Reach Workcamps, a Colorado faith-based ministry, has offered seventh through 12 graders an opportunity to join together in service to other people by performing repairs on the homes of elderly, disabled or low-income families who could use the help.
Over the next two weeks, hundreds of young people from Pennsylvania, Kentucky, the Carolinas and from right here in Alabama are donating their time to be a part of helping others.
They’re also reaping benefits that can be helpful to them for years to come.
Not only will they get the chance to learn practical, new, hands-on skills through the work they do with adult supervision, but they stand a very good chance of enhancing their self-esteem as they make new friends and discover strengths and abilities they didn’t know they had.

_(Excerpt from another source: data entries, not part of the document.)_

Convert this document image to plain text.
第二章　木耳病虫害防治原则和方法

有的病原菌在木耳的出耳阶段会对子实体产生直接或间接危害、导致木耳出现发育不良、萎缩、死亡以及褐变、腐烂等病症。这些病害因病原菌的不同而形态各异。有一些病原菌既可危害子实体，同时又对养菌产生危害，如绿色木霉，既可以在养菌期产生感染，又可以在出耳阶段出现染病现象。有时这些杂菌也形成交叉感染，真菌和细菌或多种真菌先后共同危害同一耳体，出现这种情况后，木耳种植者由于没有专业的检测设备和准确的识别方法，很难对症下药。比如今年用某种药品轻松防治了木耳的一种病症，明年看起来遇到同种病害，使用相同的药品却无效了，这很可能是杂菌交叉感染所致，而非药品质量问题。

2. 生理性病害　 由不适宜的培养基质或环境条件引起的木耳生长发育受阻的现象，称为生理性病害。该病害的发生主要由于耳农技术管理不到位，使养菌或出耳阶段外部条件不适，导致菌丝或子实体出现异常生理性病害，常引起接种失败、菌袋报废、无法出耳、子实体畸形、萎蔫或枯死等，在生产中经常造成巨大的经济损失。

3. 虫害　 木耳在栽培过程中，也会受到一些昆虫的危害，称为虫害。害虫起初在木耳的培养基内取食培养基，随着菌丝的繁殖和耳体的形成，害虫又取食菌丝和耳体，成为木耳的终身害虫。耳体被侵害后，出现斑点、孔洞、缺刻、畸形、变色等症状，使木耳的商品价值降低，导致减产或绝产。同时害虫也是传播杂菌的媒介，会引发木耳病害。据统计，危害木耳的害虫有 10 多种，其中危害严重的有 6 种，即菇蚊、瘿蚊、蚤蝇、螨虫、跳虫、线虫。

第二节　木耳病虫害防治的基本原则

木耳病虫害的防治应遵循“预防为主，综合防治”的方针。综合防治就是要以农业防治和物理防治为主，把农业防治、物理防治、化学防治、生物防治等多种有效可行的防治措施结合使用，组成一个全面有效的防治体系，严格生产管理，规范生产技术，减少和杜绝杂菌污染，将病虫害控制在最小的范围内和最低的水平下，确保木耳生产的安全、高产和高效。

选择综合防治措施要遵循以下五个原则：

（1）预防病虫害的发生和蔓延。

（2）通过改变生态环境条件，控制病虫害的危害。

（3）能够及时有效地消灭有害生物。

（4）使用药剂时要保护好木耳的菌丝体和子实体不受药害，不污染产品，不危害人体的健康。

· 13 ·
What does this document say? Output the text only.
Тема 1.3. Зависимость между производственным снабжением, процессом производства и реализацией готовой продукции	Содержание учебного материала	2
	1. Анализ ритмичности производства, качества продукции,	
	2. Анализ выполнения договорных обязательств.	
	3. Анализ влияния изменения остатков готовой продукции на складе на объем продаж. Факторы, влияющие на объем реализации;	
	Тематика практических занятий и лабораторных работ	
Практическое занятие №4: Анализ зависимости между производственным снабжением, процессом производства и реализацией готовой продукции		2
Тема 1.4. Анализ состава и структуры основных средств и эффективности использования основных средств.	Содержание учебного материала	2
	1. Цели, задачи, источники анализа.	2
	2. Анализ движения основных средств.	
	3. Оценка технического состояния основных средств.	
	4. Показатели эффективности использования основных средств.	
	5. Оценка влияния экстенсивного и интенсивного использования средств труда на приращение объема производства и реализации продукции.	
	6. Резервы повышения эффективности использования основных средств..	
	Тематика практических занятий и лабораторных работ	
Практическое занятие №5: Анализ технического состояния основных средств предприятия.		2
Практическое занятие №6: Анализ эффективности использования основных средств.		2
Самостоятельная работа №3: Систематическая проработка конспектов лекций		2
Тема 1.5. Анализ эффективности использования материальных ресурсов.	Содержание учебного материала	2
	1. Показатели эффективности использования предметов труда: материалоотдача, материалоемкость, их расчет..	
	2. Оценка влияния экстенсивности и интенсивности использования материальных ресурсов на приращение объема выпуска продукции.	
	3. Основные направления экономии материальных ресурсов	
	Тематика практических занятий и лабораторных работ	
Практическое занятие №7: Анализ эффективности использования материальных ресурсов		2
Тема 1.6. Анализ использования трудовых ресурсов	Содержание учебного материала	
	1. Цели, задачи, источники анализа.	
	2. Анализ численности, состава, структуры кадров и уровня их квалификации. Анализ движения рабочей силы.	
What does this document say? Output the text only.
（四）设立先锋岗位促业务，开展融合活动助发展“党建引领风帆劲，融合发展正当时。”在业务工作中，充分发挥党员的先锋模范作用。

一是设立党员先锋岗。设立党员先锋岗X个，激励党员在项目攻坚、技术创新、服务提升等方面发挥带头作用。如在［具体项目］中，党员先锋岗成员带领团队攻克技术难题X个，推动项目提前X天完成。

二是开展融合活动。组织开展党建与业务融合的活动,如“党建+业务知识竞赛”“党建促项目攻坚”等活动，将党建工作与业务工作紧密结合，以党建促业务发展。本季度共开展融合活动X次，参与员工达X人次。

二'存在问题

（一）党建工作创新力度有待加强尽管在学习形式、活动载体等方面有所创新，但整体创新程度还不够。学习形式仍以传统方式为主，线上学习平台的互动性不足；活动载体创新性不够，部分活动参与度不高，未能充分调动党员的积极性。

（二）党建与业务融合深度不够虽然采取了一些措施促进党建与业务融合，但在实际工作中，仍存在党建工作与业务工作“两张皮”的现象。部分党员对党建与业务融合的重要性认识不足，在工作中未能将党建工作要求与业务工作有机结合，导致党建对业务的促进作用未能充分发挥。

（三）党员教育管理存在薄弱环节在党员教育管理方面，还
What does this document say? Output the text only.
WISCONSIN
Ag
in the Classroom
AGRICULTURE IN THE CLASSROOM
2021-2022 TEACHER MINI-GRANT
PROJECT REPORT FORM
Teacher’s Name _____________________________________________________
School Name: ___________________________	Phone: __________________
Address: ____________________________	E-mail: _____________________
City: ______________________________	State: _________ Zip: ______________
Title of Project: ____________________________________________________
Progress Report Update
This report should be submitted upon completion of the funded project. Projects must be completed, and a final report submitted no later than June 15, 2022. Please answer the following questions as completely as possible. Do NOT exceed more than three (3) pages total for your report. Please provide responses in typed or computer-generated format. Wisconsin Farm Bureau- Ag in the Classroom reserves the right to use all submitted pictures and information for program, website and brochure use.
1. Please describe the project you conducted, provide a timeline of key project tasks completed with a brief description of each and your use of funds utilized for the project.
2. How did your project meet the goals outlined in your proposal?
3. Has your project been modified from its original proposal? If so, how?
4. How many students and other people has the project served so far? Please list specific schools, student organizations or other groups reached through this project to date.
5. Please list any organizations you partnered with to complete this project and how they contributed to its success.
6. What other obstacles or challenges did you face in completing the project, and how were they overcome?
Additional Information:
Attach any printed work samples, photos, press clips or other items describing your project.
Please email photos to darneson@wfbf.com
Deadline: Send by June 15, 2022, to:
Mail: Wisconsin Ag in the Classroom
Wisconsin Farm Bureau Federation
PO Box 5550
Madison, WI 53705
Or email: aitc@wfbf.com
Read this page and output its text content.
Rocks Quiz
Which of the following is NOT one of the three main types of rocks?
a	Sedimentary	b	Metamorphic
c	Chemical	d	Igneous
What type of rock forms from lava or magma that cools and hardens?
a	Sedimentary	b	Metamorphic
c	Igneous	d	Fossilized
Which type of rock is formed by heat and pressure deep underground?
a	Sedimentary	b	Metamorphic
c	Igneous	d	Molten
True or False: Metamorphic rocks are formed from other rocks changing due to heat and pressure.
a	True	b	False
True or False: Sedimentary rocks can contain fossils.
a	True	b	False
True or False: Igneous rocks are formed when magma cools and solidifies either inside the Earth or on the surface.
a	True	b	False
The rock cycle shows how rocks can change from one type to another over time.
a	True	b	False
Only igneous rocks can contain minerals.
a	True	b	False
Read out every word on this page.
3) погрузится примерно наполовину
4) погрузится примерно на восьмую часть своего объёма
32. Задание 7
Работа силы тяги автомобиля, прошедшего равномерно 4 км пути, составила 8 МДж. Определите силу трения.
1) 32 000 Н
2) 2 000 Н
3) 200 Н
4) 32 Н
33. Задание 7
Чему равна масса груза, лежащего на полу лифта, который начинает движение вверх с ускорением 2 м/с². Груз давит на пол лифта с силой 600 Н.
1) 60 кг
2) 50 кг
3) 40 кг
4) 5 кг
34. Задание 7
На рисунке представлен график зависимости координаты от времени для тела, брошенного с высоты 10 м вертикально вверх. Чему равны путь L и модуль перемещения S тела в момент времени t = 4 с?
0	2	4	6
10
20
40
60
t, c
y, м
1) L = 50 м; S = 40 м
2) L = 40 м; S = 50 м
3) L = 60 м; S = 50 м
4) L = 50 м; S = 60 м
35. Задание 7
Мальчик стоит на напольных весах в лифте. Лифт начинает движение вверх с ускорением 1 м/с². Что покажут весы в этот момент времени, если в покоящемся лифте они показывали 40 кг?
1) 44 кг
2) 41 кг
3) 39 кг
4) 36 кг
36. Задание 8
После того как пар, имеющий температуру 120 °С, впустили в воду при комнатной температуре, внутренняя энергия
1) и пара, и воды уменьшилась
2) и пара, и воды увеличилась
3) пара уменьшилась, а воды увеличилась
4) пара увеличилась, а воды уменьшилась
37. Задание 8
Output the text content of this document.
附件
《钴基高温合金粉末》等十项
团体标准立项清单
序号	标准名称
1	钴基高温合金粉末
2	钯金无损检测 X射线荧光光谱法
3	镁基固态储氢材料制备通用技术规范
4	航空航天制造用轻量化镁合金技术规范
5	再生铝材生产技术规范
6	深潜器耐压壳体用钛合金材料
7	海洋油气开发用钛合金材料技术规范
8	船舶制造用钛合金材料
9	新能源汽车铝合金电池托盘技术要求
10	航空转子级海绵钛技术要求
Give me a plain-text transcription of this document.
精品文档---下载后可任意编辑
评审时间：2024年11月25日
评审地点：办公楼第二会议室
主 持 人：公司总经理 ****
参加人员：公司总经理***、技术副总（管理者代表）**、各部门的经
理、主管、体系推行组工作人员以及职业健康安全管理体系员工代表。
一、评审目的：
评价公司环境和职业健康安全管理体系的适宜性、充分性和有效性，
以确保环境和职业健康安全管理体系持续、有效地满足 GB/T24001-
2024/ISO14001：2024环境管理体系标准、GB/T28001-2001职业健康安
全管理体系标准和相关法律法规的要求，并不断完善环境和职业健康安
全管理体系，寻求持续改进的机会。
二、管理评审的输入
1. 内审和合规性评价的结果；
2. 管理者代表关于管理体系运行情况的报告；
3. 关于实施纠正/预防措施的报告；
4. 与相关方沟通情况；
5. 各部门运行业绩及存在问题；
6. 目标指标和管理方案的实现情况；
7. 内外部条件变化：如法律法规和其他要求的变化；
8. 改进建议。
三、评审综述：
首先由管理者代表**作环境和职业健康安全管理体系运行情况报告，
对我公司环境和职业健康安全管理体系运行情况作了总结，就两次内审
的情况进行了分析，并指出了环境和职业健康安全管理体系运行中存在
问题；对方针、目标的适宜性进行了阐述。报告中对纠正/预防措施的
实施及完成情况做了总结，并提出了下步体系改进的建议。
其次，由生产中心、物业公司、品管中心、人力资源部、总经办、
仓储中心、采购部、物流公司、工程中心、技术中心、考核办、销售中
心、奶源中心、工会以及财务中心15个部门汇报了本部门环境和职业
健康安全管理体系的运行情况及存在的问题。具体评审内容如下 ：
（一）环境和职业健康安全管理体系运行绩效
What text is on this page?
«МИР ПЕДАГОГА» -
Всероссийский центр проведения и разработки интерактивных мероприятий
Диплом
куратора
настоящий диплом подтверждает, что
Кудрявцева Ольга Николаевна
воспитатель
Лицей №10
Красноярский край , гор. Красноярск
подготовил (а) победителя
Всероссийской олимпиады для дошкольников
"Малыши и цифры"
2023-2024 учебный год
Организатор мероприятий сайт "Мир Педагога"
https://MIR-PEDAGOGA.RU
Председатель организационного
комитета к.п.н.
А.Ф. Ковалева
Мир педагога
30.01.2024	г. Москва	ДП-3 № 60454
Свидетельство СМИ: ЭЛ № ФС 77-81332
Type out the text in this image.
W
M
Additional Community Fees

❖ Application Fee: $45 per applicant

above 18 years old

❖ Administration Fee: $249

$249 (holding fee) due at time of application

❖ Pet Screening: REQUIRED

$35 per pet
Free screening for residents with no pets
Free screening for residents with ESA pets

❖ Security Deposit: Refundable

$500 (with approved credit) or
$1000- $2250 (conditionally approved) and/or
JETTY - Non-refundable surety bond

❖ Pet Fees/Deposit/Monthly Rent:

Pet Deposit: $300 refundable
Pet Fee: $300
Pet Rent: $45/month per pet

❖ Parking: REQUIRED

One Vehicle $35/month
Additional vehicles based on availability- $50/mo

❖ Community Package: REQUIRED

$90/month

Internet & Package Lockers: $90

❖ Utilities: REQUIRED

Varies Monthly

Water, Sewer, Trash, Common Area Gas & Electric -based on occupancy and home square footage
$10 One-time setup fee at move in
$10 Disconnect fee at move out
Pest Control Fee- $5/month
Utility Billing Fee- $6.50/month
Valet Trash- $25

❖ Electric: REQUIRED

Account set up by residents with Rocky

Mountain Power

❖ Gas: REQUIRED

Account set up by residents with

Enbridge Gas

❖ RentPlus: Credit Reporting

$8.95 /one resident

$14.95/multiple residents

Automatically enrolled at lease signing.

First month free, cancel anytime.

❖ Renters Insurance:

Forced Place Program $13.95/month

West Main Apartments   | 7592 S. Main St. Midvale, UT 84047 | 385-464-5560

Most have left their homes to help people in a part of the country they’ve never seen before, giving of their time and energy to help total strangers. They will learn that they can make a difference in the lives of others.
The camp also encourages teens to keep a journal of their workcamp, to reflect on what they have seen and done and the people they have met.
They are also encouraged to get to know the “neighbors” they are helping, to learn something about their experiences in life and the kind of people they are.
It’s a win-win situation, and we’re happy to see it happening in our area. Work crews plan to head out to 21 worksites in Alpine, Childersburg, Sycamore and Sylacauga to perform home repairs at no cost to the homeowners.
It takes adults to make the program work. Sylacauga’s First United Methodist Church partnered with SAFE Family Services Center to help bring the youth to Sylacauga. Donations of time and materials were also made by the Sylacauga Home Depot, City Schools, Walmart, Coosa Valley Medical Center, Farr Construction and a number of volunteers.
It’s a cooperative effort of the kind that cam bring out the very best in people. We appreciate the work that’s been done to make it possible and commend those involved.